As if the media business needed any more bad news, this week the Journal Resister Company — the national parent of a handful of mid-market newspapers, including the Lorain Morning Journal and Willoughby News-Herald — announced they were seeking Chapter 11 bankruptcy protection. But piggybacking off that bad news was a silver lining of sorts: Digital First Media, JRC's owner, says it's close to a possible sale.
The company says this won't impact the day-to-day at the publications, but obviously that's some corporate-speak bull, especially considering the company's recent history.
This latest bankruptcy comes only three years after JRC shouldered out of another restructuring with more than $225 million in debt, according to a blog post from the company's top man, John Paton.

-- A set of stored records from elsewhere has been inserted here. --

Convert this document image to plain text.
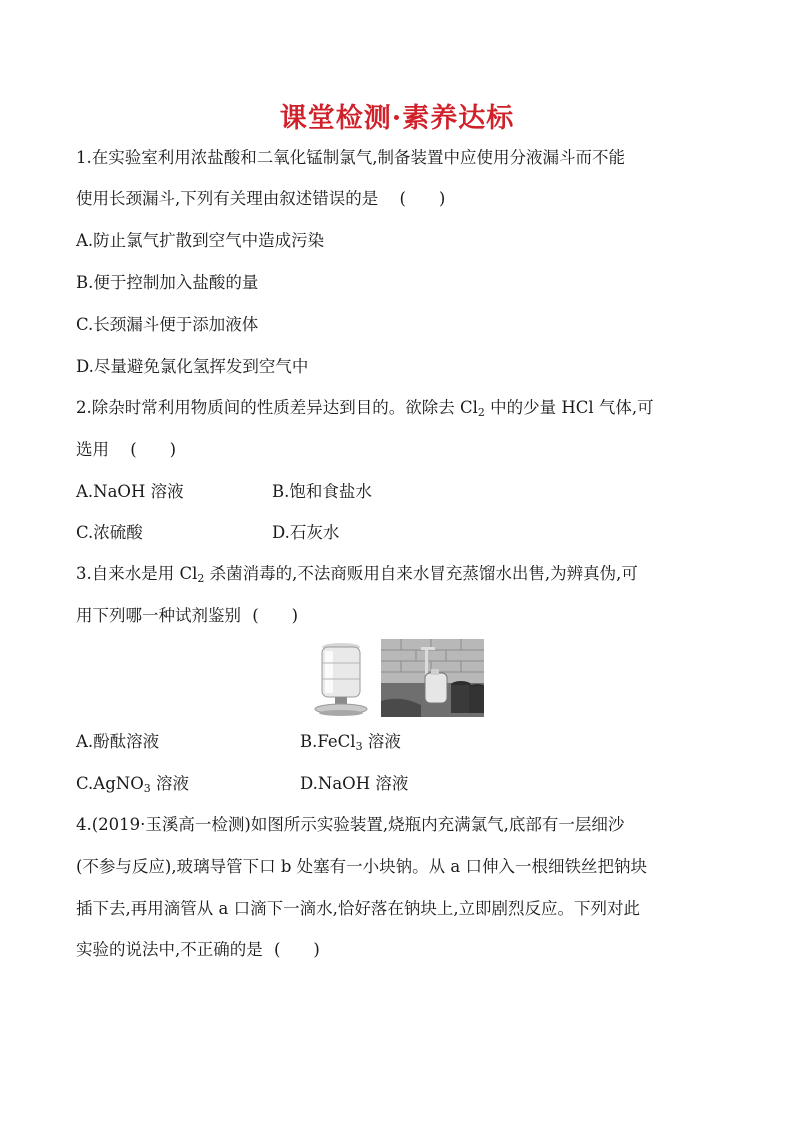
课堂检测·素养达标
1.在实验室利用浓盐酸和二氧化锰制氯气,制备装置中应使用分液漏斗而不能
使用长颈漏斗,下列有关理由叙述错误的是 (　　)
A.防止氯气扩散到空气中造成污染
B.便于控制加入盐酸的量
C.长颈漏斗便于添加液体
D.尽量避免氯化氢挥发到空气中
2.除杂时常利用物质间的性质差异达到目的。欲除去 $Cl_2$ 中的少量 HCl 气体,可
选用 (　　)
A.NaOH 溶液	B.饱和食盐水
C.浓硫酸	D.石灰水
3.自来水是用 $Cl_2$ 杀菌消毒的,不法商贩用自来水冒充蒸馏水出售,为辨真伪,可
用下列哪一种试剂鉴别 (　　)
A.酚酞溶液	B.FeCl$_3$ 溶液
C.AgNO$_3$ 溶液	D.NaOH 溶液
4.(2019·玉溪高一检测)如图所示实验装置,烧瓶内充满氯气,底部有一层细沙
(不参与反应),玻璃导管下口 b 处塞有一小块钠。从 a 口伸入一根细铁丝把钠块
插下去,再用滴管从 a 口滴下一滴水,恰好落在钠块上,立即剧烈反应。下列对此
实验的说法中,不正确的是 (　　)
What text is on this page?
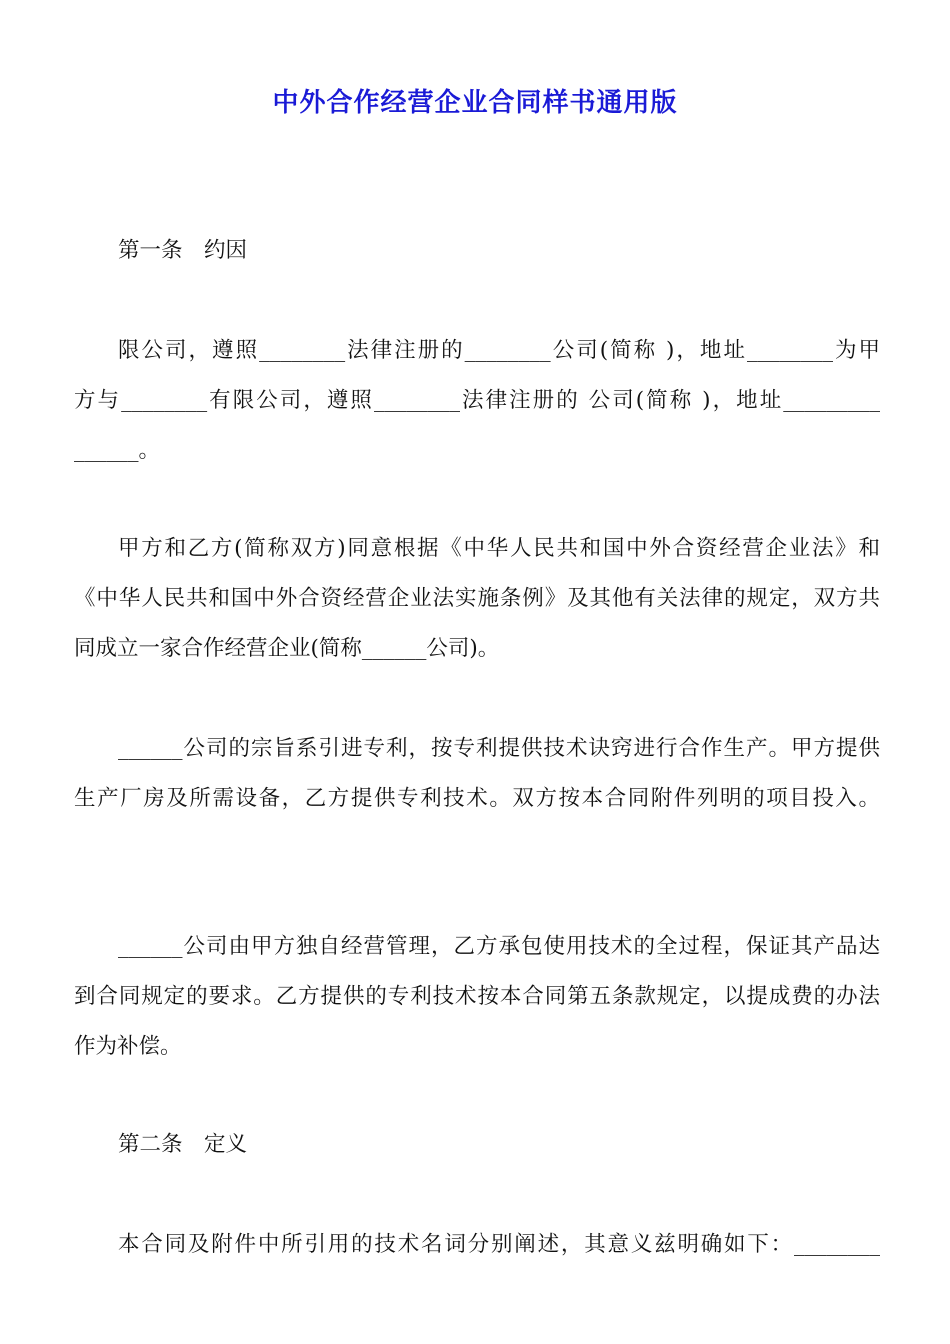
中外合作经营企业合同样书通用版
第一条　约因
限公司，遵照________法律注册的________公司(简称 )，地址________为甲
方与________有限公司，遵照________法律注册的 公司(简称 )，地址_________
______。
甲方和乙方(简称双方)同意根据《中华人民共和国中外合资经营企业法》和
《中华人民共和国中外合资经营企业法实施条例》及其他有关法律的规定，双方共
同成立一家合作经营企业(简称______公司)。
______公司的宗旨系引进专利，按专利提供技术诀窍进行合作生产。甲方提供
生产厂房及所需设备，乙方提供专利技术。双方按本合同附件列明的项目投入。
______公司由甲方独自经营管理，乙方承包使用技术的全过程，保证其产品达
到合同规定的要求。乙方提供的专利技术按本合同第五条款规定，以提成费的办法
作为补偿。
第二条　定义
本合同及附件中所引用的技术名词分别阐述，其意义兹明确如下：________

Since taking the wheel after that initial bankruptcy, Paton has become a sort of corporate patron saint for the newspaper industry, an old school print guy who now evangelizes about ditching the dead tree emphasis for the web. Last November, the New York Times' David Carr profiled the guy, here summing up some of the executive's out-of-the-box ideas for shaking up the newsroom:
He issued Flip cameras to all the reporters at Journal Register papers, helped create a newsroom cafe that’s open to the community in Torrington, Conn., and has been pushing to dump ancient proprietary newsroom software in favor of free, Web-based publishing tools. He has financed a lab to foster employee innovation, and the company has formed partnerships with a number of Web companies to provide news and information.
The Paton plan worked — kinda. The company's digital revenue and readership jumped and some of it's debt dropped off, but — and this is obvious considering the latest bankruptcy — it wasn't enough. In his blog post, Paton laid the blame on “legacy” obligations, which you can probably read as employee pensions, among other costs such as leases, etc. Bottom line: the digital push didn't help, even with the Flip cameras.
But despite the ink Paton and JRC get for having an eye on the industry's future, their celebrated digital emphasis is arguably a lot of smoke and mirrors. For a company that puts a lot of emphasis on digital, JRC's web sites are pretty rusty. Granted, our web site at Scene could use a fresh coat of paint and a shopping spree at the digital equivalent of Ikea for new fixings; but the Journal Register's sites are only a step up from GeoCities in terms of design, flooded with awkwardly placed ad space, and you can barely take a stroll without springing a pop-up.
And that's a shame, because locally both the Morning Journal and News-Herald put out a lot of good reporting, but it's a hassle getting to the material online. Again, this isn't on the folks here. The reason we bring this up is due to the growing chorus of current and ex-JRCers piping up in the wake of the bankruptcy that the company's brass talks a good game but fails to really implement anything close to a game-changer. Romenesko has former employee Rachel Jackson:
In the office, our technology was so slow and awful we couldn’t perform basic functions — including loading those very same clunky news pages so we could update the copy with breaking news and information. We watched as the company poured what could have been salary money into remodeling or relocating offices.
John Paton and his cronies ran the papers into the ground in their effort to “modernize” the company. They were killing off print and and they openly admitted it. They cut jobs with abandon, set unrealistic individual production goals and local benchmarks, attempted to clone community engagement efforts everywhere without regard to local demographics or values, and — as the other employee stated — constantly spewed the company line about how great Digital First is and how we all need to get on board. (Aside: I’m 30, very active on social media, and grasp the concept of live online updates, but clearly Digital First did not provide the solution to the company’s problems.)
Along with news of the bankruptcy, Paton announced an affiliate with Alden Global Capital has already signed a stalking bid. We'll have to see how this all plays out, but we do hope that nothing serious happens to either the Morning Journal or the News-Herald. Then again, we'll have to see. As a bit of a depressing coda to this whole business, here's Paton in the New York Times profile on the future of small market print products:
“There are probably a whole bunch of dailies out there than cannot sustain themselves going forward at seven days a week,” he said. “Some should probably be weeklies, or there may come a time when they don’t put out a newspaper at all.”